Calculates the UJIVE "signal" or cross-product term \(X' G Y\) for a general design with covariates. The weighting matrix \(G\) is defined as \(U(P_Q) - U(P_W)\), where \(U(P)\) represents the projection matrix with diagonal elements set to zero and rows rescaled by \(1/(1-P_{ii})\).

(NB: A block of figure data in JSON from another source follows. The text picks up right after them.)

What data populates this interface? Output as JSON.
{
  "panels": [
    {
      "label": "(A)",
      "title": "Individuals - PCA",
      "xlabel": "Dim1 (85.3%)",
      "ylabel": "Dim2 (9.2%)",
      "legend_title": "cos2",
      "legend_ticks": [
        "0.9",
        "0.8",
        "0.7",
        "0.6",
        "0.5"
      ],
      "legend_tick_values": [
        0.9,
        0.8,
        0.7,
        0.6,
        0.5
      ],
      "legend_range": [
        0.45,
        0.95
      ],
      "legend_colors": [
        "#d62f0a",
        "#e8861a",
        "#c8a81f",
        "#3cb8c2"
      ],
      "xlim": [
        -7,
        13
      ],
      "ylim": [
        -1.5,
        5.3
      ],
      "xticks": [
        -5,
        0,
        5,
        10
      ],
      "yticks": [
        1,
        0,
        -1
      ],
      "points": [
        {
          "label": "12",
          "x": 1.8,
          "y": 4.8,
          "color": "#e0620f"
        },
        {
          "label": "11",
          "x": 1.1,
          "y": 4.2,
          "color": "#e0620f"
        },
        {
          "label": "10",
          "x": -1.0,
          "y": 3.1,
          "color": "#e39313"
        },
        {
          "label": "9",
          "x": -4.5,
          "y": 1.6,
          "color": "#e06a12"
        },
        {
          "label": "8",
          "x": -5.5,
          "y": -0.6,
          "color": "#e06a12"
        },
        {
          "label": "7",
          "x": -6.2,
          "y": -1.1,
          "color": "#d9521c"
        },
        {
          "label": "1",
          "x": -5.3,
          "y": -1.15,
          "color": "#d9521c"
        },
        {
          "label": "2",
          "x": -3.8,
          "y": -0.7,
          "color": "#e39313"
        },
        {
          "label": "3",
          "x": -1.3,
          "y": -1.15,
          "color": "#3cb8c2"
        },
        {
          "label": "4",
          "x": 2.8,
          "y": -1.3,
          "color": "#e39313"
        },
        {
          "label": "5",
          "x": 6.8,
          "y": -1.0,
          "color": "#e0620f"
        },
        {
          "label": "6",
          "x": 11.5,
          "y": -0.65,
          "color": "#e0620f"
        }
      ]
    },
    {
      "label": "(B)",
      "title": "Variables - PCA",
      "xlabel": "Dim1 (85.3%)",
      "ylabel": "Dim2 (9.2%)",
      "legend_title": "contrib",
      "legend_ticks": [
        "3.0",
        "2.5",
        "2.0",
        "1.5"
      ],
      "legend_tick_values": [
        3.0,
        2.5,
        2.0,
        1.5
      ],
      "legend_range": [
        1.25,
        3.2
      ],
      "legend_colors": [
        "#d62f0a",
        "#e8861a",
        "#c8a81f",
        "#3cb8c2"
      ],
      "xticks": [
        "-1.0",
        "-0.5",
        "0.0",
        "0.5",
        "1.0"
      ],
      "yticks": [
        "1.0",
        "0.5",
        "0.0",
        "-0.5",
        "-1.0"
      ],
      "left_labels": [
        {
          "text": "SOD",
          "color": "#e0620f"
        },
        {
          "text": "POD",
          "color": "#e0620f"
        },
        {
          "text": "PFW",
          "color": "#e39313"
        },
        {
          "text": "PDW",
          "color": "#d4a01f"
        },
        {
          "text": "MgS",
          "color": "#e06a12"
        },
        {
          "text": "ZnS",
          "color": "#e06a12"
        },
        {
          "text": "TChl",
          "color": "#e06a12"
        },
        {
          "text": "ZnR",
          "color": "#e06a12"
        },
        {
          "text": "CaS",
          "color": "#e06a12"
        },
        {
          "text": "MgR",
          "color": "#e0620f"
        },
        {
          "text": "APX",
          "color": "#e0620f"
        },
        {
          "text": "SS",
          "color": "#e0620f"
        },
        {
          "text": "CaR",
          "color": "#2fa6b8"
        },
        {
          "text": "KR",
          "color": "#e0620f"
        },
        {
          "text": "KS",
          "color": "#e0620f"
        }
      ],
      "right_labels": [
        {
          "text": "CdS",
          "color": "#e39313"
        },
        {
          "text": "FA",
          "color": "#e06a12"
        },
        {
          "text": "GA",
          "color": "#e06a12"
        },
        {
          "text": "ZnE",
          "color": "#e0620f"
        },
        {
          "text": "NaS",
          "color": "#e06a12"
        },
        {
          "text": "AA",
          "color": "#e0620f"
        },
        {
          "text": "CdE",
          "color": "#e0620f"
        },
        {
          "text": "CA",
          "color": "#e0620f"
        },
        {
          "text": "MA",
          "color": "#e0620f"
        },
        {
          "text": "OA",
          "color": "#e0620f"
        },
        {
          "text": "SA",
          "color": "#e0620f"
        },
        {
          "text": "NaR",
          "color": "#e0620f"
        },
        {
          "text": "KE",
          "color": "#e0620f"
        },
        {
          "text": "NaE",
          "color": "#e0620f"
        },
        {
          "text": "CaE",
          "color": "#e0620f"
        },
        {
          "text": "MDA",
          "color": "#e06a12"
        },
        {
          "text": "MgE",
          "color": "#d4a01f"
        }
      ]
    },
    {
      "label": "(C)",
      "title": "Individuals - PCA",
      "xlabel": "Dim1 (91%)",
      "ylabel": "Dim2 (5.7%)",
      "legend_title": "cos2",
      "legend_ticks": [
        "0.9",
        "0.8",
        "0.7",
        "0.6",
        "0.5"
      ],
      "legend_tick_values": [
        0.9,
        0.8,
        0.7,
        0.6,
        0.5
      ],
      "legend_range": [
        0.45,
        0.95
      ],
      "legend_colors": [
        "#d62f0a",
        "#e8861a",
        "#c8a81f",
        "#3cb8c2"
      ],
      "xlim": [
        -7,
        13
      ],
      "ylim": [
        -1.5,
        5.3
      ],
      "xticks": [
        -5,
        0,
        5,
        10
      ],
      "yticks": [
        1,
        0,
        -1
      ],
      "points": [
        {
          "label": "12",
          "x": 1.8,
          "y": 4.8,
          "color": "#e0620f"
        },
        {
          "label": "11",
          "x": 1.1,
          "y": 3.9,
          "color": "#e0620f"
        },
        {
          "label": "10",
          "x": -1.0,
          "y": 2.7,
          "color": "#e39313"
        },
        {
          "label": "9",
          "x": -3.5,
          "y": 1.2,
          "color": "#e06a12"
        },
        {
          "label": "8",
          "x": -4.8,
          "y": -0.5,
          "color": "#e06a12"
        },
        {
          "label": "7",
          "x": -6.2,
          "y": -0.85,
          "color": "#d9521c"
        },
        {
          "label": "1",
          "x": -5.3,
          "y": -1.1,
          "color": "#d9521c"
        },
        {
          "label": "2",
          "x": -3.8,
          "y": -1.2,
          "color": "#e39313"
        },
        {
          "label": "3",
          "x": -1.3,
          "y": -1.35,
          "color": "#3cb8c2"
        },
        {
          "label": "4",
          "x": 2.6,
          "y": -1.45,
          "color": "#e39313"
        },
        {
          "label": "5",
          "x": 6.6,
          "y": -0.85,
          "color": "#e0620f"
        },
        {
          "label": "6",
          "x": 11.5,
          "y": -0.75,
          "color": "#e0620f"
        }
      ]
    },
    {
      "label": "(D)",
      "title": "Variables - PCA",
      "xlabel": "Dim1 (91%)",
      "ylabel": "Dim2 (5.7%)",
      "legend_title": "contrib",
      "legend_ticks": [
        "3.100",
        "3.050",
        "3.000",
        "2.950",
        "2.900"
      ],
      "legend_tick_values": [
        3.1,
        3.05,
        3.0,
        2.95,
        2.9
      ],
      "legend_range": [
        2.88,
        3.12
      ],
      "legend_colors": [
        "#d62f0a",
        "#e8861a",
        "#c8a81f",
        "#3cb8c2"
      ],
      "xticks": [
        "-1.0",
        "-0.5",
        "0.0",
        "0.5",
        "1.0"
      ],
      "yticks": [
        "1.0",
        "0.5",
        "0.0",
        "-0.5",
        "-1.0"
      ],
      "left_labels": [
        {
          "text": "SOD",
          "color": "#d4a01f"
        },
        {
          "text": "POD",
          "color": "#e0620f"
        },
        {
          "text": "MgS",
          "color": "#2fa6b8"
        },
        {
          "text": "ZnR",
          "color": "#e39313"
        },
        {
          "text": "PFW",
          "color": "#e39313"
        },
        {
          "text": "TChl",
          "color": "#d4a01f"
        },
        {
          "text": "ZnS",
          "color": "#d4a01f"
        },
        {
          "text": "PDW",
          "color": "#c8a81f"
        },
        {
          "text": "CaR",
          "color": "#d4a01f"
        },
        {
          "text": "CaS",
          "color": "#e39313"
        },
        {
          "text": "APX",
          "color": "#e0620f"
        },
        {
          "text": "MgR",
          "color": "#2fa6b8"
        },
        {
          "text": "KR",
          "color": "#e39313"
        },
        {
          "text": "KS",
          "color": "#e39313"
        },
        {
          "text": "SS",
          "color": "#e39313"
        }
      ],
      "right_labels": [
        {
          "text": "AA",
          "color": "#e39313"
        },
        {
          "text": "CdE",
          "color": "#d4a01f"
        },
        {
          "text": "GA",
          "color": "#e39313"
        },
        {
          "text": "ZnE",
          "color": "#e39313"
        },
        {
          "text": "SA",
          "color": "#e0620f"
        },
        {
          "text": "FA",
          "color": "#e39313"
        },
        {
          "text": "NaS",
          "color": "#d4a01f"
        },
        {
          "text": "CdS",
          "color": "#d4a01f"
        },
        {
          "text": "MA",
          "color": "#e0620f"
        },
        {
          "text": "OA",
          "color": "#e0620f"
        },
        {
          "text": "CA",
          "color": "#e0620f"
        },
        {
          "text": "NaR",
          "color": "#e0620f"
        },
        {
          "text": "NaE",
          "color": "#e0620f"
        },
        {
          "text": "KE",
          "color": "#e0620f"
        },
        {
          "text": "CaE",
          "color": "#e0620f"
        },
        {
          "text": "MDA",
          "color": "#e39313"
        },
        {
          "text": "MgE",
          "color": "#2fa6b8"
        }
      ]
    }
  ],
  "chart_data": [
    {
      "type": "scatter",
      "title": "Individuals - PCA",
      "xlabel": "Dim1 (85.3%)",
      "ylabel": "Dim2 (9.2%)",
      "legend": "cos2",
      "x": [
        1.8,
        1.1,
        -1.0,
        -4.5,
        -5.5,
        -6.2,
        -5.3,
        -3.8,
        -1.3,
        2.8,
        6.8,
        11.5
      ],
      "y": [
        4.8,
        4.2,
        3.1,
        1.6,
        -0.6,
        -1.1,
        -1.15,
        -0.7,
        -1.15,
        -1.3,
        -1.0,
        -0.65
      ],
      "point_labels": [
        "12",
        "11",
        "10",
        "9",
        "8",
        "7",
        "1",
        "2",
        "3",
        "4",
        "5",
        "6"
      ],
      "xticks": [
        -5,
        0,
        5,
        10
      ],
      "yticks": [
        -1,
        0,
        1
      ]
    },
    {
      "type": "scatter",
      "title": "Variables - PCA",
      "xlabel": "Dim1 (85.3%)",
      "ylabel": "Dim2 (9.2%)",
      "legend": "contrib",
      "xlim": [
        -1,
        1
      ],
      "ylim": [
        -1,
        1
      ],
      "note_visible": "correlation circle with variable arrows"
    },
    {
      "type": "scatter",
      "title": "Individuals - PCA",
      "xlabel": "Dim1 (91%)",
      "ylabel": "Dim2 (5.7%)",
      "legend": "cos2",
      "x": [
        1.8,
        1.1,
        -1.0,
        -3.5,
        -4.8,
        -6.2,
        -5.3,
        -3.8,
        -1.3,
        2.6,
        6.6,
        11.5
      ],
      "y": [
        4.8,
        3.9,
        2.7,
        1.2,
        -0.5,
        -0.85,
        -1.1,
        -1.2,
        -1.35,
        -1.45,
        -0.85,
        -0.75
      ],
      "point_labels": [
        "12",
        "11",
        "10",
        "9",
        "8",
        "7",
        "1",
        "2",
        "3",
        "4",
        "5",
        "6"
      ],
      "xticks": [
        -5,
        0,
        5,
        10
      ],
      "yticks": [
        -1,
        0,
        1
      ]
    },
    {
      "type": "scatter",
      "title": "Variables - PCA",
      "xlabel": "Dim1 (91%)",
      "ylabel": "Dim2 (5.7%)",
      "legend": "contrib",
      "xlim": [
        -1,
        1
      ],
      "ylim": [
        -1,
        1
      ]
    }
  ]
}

GetLM_WQ(df, IdPW, IdPQ, dPW, dPQ, W, Q, X, Y)

Arguments

df

Data frame. Contains the observable variables.

IdPW

Numeric vector. The annihilator diagonals \(1 - P_{W,ii}\).

IdPQ

Numeric vector. The annihilator diagonals \(1 - P_{Q,ii}\).

dPW

Numeric vector. The projection diagonals \(P_{W,ii}\).

dPQ

Numeric vector. The projection diagonals \(P_{Q,ii}\).

W

Matrix. The covariate matrix.

Q

Matrix. The combined instrument and covariate matrix \([Z, W]\).

X

Column name (unquoted). The first variable (e.g., regressor).

Y

Column name (unquoted). The second variable (e.g., outcome).

Value

Numeric scalar. The computed cross-product.

Details

This function computes the scalar: $$S = X' [ (I-D_{P_Q})^{-1}(P_Q - D_{P_Q}) - (I-D_{P_W})^{-1}(P_W - D_{P_W}) ] Y$$

It uses an efficient matrix algebra expansion that avoids constructing the \(N \times N\) projection matrices explicitly. The computation complexity is linear in \(N\) (given pre-computed basis matrices), making it suitable for large datasets where \(G\) is dense.

The result corresponds to the cross-term \(P_{XY}\) (if \(X \neq Y\)) or the self-term \(P_{XX}\) (if \(X = Y\)) used in the confidence interval inequality.

References

Yap, L. (2025). "Inference with Many Weak Instruments and Heterogeneity". Working Paper.